| Author/Contributor(s): | Hopps, Corey M. |
| Publisher: | Urban Renaissance |
| Date: | 1/26/2027 |
| Binding: | Paperback |
| Condition: | NEW |
Freedom Summer is a historical drama set against the turbulent backdrop of the American Civil Rights Movement during the summer of 1963. At its heart is Wesley Parlor, a successful Black attorney who has spent years distancing himself from the painful realities of his Southern upbringing in hopes of building a safer, more respectable life.
But when Wes receives word that his father has been brutally attacked and later dies under suspicious circumstances in their Georgia hometown, he is forced to return to the place he swore he had escaped forever.
What begins as a funeral quickly becomes a journey into a buried history of racial violence, silence, and resistance.

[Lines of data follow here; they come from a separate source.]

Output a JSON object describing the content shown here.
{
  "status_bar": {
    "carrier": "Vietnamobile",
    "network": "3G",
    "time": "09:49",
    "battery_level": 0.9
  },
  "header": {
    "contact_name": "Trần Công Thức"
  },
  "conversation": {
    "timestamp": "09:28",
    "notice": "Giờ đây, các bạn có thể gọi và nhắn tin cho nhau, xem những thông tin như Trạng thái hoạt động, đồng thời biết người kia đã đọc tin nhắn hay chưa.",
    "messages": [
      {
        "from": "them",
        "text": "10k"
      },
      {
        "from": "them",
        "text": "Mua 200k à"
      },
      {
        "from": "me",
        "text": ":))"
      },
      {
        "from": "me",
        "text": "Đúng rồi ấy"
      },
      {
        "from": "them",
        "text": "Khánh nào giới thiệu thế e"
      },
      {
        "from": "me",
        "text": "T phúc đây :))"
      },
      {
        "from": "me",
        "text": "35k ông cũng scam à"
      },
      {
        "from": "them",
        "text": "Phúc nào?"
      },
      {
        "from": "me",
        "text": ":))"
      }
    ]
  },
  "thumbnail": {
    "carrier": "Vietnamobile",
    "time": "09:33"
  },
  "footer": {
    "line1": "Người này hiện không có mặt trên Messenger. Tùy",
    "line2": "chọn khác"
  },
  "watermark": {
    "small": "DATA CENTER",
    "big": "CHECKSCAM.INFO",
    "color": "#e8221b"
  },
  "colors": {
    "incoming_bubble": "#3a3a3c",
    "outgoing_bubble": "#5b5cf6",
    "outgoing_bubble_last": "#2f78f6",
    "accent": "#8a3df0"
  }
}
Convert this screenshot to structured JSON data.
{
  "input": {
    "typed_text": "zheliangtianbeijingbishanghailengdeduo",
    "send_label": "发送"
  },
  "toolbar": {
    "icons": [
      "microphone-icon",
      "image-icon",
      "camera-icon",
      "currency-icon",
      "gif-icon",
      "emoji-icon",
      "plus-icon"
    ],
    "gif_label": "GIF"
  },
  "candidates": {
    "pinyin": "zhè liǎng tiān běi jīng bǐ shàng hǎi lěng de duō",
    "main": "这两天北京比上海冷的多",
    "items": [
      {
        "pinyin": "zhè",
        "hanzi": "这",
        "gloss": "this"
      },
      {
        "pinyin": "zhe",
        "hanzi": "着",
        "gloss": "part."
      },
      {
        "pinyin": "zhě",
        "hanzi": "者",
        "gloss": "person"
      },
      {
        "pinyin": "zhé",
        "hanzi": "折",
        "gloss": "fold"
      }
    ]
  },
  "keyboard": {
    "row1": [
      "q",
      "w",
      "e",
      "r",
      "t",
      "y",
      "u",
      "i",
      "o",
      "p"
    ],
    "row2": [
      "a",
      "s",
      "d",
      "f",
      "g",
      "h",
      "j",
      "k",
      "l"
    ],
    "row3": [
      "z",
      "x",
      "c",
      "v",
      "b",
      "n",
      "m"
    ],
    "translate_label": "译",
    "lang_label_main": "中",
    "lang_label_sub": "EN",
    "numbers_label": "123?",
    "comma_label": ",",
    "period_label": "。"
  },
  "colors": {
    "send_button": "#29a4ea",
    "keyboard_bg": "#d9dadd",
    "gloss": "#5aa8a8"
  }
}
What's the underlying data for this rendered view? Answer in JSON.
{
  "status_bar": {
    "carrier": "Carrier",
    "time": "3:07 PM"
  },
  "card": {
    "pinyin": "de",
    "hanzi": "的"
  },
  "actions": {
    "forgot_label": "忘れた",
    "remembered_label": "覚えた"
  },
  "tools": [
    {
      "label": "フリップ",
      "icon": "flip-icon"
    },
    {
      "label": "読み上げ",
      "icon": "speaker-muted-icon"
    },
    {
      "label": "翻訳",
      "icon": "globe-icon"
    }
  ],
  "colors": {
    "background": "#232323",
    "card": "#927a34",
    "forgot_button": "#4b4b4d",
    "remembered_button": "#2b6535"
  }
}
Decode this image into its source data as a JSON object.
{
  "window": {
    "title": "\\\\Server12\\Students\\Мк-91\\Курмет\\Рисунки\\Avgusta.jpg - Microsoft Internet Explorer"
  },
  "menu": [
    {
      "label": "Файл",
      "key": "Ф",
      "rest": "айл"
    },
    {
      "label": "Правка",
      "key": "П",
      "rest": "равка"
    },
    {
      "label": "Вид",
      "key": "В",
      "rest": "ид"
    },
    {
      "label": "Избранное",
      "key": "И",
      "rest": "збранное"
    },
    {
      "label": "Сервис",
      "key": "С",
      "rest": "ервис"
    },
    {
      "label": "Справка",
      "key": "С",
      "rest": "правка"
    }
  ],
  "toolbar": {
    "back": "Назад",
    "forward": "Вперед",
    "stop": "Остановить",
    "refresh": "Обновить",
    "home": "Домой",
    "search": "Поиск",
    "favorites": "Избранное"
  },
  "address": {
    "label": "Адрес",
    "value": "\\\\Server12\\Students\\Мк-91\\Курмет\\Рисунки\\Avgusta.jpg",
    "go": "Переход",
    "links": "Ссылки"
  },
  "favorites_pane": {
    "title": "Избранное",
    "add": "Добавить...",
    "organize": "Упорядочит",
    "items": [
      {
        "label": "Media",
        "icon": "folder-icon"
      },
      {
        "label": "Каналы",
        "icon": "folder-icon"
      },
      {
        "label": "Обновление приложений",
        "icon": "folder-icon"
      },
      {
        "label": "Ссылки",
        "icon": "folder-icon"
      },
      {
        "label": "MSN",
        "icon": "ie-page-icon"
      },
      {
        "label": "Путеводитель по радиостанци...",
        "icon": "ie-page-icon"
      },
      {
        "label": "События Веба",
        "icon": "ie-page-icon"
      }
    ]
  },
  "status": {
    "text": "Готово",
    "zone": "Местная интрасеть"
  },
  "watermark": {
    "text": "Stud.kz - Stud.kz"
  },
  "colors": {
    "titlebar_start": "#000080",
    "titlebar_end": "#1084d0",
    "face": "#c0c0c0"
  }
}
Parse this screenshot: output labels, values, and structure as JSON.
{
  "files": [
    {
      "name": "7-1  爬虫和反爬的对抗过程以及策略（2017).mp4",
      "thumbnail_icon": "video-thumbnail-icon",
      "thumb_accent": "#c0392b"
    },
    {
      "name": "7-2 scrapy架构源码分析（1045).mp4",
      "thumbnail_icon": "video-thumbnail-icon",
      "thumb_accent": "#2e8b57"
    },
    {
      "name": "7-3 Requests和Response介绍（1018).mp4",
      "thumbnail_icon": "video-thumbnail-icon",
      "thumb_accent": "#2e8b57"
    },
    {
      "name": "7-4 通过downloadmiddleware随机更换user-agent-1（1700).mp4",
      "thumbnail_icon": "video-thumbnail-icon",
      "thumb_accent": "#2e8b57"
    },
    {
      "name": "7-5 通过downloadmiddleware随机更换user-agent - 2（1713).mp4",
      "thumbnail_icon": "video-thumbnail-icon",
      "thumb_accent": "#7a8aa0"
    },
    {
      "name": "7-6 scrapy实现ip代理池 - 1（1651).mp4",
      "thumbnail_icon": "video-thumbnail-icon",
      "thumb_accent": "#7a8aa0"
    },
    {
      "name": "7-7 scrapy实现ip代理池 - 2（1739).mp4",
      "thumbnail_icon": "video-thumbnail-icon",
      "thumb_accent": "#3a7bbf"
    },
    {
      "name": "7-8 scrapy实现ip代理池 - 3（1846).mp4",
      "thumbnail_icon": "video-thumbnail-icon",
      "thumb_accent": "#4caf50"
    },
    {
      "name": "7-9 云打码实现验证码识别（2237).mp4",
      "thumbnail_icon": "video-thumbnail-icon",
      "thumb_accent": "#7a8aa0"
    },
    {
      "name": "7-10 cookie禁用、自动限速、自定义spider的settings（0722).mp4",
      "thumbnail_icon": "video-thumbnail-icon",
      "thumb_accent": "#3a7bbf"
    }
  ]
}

As Wes investigates the truth surrounding his father’s death, he uncovers long-hidden secrets connecting local politicians, law enforcement, wealthy white families, and generations of intimidation designed to keep Black citizens powerless.
At the same time, the town itself stands at a crossroads. Young activists and local organizers are risking their lives to register Black voters and challenge segregation during one of the most dangerous periods of the Civil Rights era. Wes finds himself caught between the cautious survivalism of older generations and the fearless determination of younger freedom fighters demanding immediate change.
Both intimate and epic in scope, Freedom Summer is a story about memory, identity, generational pain, and the cost of freedom. It examines what it means to return home, to reclaim one’s voice, and to discover that true courage is not the absence of fear—but the willingness to stand anyway.
At its core, the novel asks a haunting question:
How old does a Black man have to be before the world stops calling him “boy”?